Comme ce fut encore le cas en 2008, les banques, qui
avaient non seulement prêté des sommes considérables aux spéculateurs
mais qui s’étaient elles-mêmes mises à spéculer en mobilisant leurs
liquidités, diffusent la crise. Le cortège des faillites bancaires
s’allonge dès 1929. On passe de 600 faillites d’établissements bancaires
cette année à 1 300 en 1930 et 2 300 en 1931. Les conséquences de ce
krach se mesurent rapidement au niveau mondial. Toutes les grandes
puissances sont touchées. L’Angleterre et l’Allemagne accusent le coup.
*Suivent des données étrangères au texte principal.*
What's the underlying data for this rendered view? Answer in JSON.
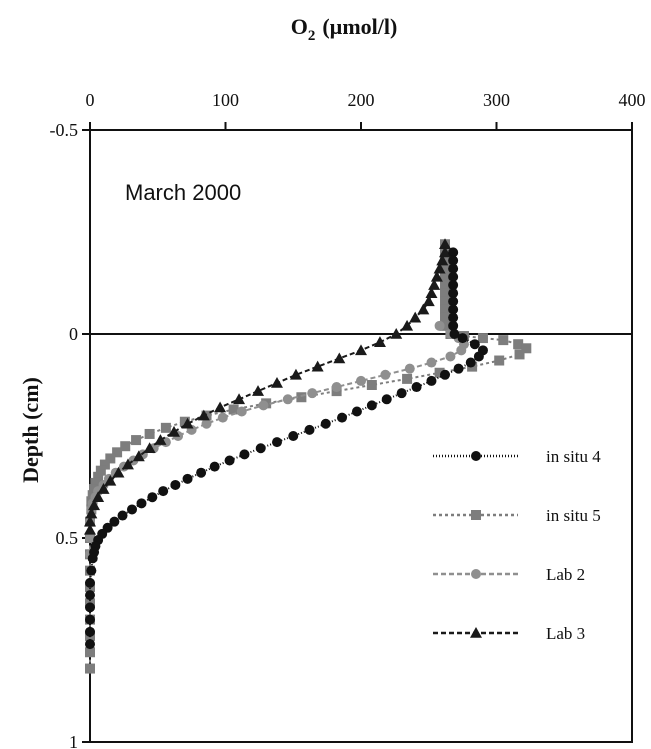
{
  "chart_data": {
    "type": "scatter",
    "title": "March 2000",
    "xlabel_main": "O",
    "xlabel_sub": "2",
    "xlabel_units": "(µmol/l)",
    "ylabel": "Depth (cm)",
    "xlim": [
      0,
      400
    ],
    "ylim": [
      -0.5,
      1
    ],
    "y_inverted": true,
    "x_axis_position": "top",
    "xticks": [
      0,
      100,
      200,
      300,
      400
    ],
    "xtick_labels": [
      "0",
      "100",
      "200",
      "300",
      "400"
    ],
    "yticks": [
      -0.5,
      0,
      0.5,
      1
    ],
    "ytick_labels": [
      "-0.5",
      "0",
      "0.5",
      "1"
    ],
    "legend_position": "right",
    "reference_line_y": 0,
    "series": [
      {
        "name": "in situ 4",
        "marker": "circle",
        "color": "#111111",
        "dash": "1,2",
        "points": [
          [
            268,
            -0.2
          ],
          [
            268,
            -0.18
          ],
          [
            268,
            -0.16
          ],
          [
            268,
            -0.14
          ],
          [
            268,
            -0.12
          ],
          [
            268,
            -0.1
          ],
          [
            268,
            -0.08
          ],
          [
            268,
            -0.06
          ],
          [
            268,
            -0.04
          ],
          [
            268,
            -0.02
          ],
          [
            269,
            0
          ],
          [
            275,
            0.01
          ],
          [
            284,
            0.025
          ],
          [
            290,
            0.04
          ],
          [
            287,
            0.055
          ],
          [
            281,
            0.07
          ],
          [
            272,
            0.085
          ],
          [
            262,
            0.1
          ],
          [
            252,
            0.115
          ],
          [
            241,
            0.13
          ],
          [
            230,
            0.145
          ],
          [
            219,
            0.16
          ],
          [
            208,
            0.175
          ],
          [
            197,
            0.19
          ],
          [
            186,
            0.205
          ],
          [
            174,
            0.22
          ],
          [
            162,
            0.235
          ],
          [
            150,
            0.25
          ],
          [
            138,
            0.265
          ],
          [
            126,
            0.28
          ],
          [
            114,
            0.295
          ],
          [
            103,
            0.31
          ],
          [
            92,
            0.325
          ],
          [
            82,
            0.34
          ],
          [
            72,
            0.355
          ],
          [
            63,
            0.37
          ],
          [
            54,
            0.385
          ],
          [
            46,
            0.4
          ],
          [
            38,
            0.415
          ],
          [
            31,
            0.43
          ],
          [
            24,
            0.445
          ],
          [
            18,
            0.46
          ],
          [
            13,
            0.475
          ],
          [
            9,
            0.49
          ],
          [
            6,
            0.505
          ],
          [
            4,
            0.52
          ],
          [
            3,
            0.535
          ],
          [
            2,
            0.55
          ],
          [
            1,
            0.58
          ],
          [
            0,
            0.61
          ],
          [
            0,
            0.64
          ],
          [
            0,
            0.67
          ],
          [
            0,
            0.7
          ],
          [
            0,
            0.73
          ],
          [
            0,
            0.76
          ]
        ]
      },
      {
        "name": "in situ 5",
        "marker": "square",
        "color": "#7d7d7d",
        "dash": "3,3",
        "points": [
          [
            262,
            -0.22
          ],
          [
            262,
            -0.2
          ],
          [
            262,
            -0.18
          ],
          [
            262,
            -0.16
          ],
          [
            262,
            -0.14
          ],
          [
            262,
            -0.12
          ],
          [
            262,
            -0.1
          ],
          [
            262,
            -0.08
          ],
          [
            262,
            -0.06
          ],
          [
            262,
            -0.04
          ],
          [
            262,
            -0.02
          ],
          [
            266,
            0
          ],
          [
            276,
            0.005
          ],
          [
            290,
            0.01
          ],
          [
            305,
            0.015
          ],
          [
            316,
            0.025
          ],
          [
            322,
            0.035
          ],
          [
            317,
            0.05
          ],
          [
            302,
            0.065
          ],
          [
            282,
            0.08
          ],
          [
            258,
            0.095
          ],
          [
            234,
            0.11
          ],
          [
            208,
            0.125
          ],
          [
            182,
            0.14
          ],
          [
            156,
            0.155
          ],
          [
            130,
            0.17
          ],
          [
            106,
            0.185
          ],
          [
            86,
            0.2
          ],
          [
            70,
            0.215
          ],
          [
            56,
            0.23
          ],
          [
            44,
            0.245
          ],
          [
            34,
            0.26
          ],
          [
            26,
            0.275
          ],
          [
            20,
            0.29
          ],
          [
            15,
            0.305
          ],
          [
            11,
            0.32
          ],
          [
            8,
            0.335
          ],
          [
            6,
            0.35
          ],
          [
            4,
            0.365
          ],
          [
            3,
            0.38
          ],
          [
            2,
            0.395
          ],
          [
            1,
            0.41
          ],
          [
            1,
            0.43
          ],
          [
            0,
            0.46
          ],
          [
            0,
            0.5
          ],
          [
            0,
            0.54
          ],
          [
            0,
            0.58
          ],
          [
            0,
            0.62
          ],
          [
            0,
            0.66
          ],
          [
            0,
            0.7
          ],
          [
            0,
            0.74
          ],
          [
            0,
            0.78
          ],
          [
            0,
            0.82
          ]
        ]
      },
      {
        "name": "Lab 2",
        "marker": "circle",
        "color": "#8f8f8f",
        "dash": "5,3",
        "points": [
          [
            258,
            -0.02
          ],
          [
            266,
            0
          ],
          [
            272,
            0.01
          ],
          [
            276,
            0.025
          ],
          [
            274,
            0.04
          ],
          [
            266,
            0.055
          ],
          [
            252,
            0.07
          ],
          [
            236,
            0.085
          ],
          [
            218,
            0.1
          ],
          [
            200,
            0.115
          ],
          [
            182,
            0.13
          ],
          [
            164,
            0.145
          ],
          [
            146,
            0.16
          ],
          [
            128,
            0.175
          ],
          [
            112,
            0.19
          ],
          [
            98,
            0.205
          ],
          [
            86,
            0.22
          ],
          [
            75,
            0.235
          ],
          [
            65,
            0.25
          ],
          [
            56,
            0.265
          ],
          [
            47,
            0.28
          ],
          [
            39,
            0.295
          ],
          [
            32,
            0.31
          ],
          [
            25,
            0.325
          ],
          [
            19,
            0.34
          ],
          [
            14,
            0.355
          ],
          [
            10,
            0.37
          ],
          [
            6,
            0.385
          ],
          [
            4,
            0.4
          ],
          [
            2,
            0.415
          ],
          [
            1,
            0.43
          ],
          [
            0,
            0.46
          ],
          [
            0,
            0.5
          ],
          [
            0,
            0.54
          ]
        ]
      },
      {
        "name": "Lab 3",
        "marker": "triangle",
        "color": "#1a1a1a",
        "dash": "5,3",
        "points": [
          [
            262,
            -0.22
          ],
          [
            262,
            -0.2
          ],
          [
            260,
            -0.18
          ],
          [
            258,
            -0.16
          ],
          [
            256,
            -0.14
          ],
          [
            254,
            -0.12
          ],
          [
            252,
            -0.1
          ],
          [
            250,
            -0.08
          ],
          [
            246,
            -0.06
          ],
          [
            240,
            -0.04
          ],
          [
            234,
            -0.02
          ],
          [
            226,
            0
          ],
          [
            214,
            0.02
          ],
          [
            200,
            0.04
          ],
          [
            184,
            0.06
          ],
          [
            168,
            0.08
          ],
          [
            152,
            0.1
          ],
          [
            138,
            0.12
          ],
          [
            124,
            0.14
          ],
          [
            110,
            0.16
          ],
          [
            96,
            0.18
          ],
          [
            84,
            0.2
          ],
          [
            72,
            0.22
          ],
          [
            62,
            0.24
          ],
          [
            52,
            0.26
          ],
          [
            44,
            0.28
          ],
          [
            36,
            0.3
          ],
          [
            28,
            0.32
          ],
          [
            21,
            0.34
          ],
          [
            15,
            0.36
          ],
          [
            10,
            0.38
          ],
          [
            6,
            0.4
          ],
          [
            3,
            0.42
          ],
          [
            1,
            0.44
          ],
          [
            0,
            0.46
          ],
          [
            0,
            0.48
          ]
        ]
      }
    ]
  }
}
Une grande banque autrichienne fera faillite. Les gouvernements tentent
de renflouer les institutions en péril. En vain ! Outre-Rhin, la
propagande nazie s’empare, hélas avec succès, du mécontentement
populaire.
La France, qui bénéficiait des effets de la très forte
dévaluation de sa monnaie en 1928 par Raymond Poincaré, semble dans un
premier temps échapper à la vague. Cela conduit à sous-estimer la portée
du choc qui secouait Wall Street. Les journaux de l’époque en
témoignent. Le Figaro du 26 octobre évoque « un dégorgement » qui
« réconforte notre marché » et nous permet « d’envisager l’avenir
immédiat sous de plus agréables couleurs ». Le Temps du 28 octobre
estime que, confrontés à la crise des marchés américains, « on doit s’en
féliciter plutôt que s’en plaindre ». On compare la France à « une île
heureuse ».
La plus grande crise du XXe siècle a débuté. Mais les
gouvernants, lancés dans une guerre monétaire et une course sans merci à
l’austérité, ne semblent guère en prendre la dimension. Ouvriers,
employés s’apprêtent à faire les frais d’un ébranlement majeur qui va
jeter au chômage 40 millions d’entre eux, en ruiner beaucoup d’autres,
menacer la démocratie et déboucher sur la Seconde Guerre mondiale.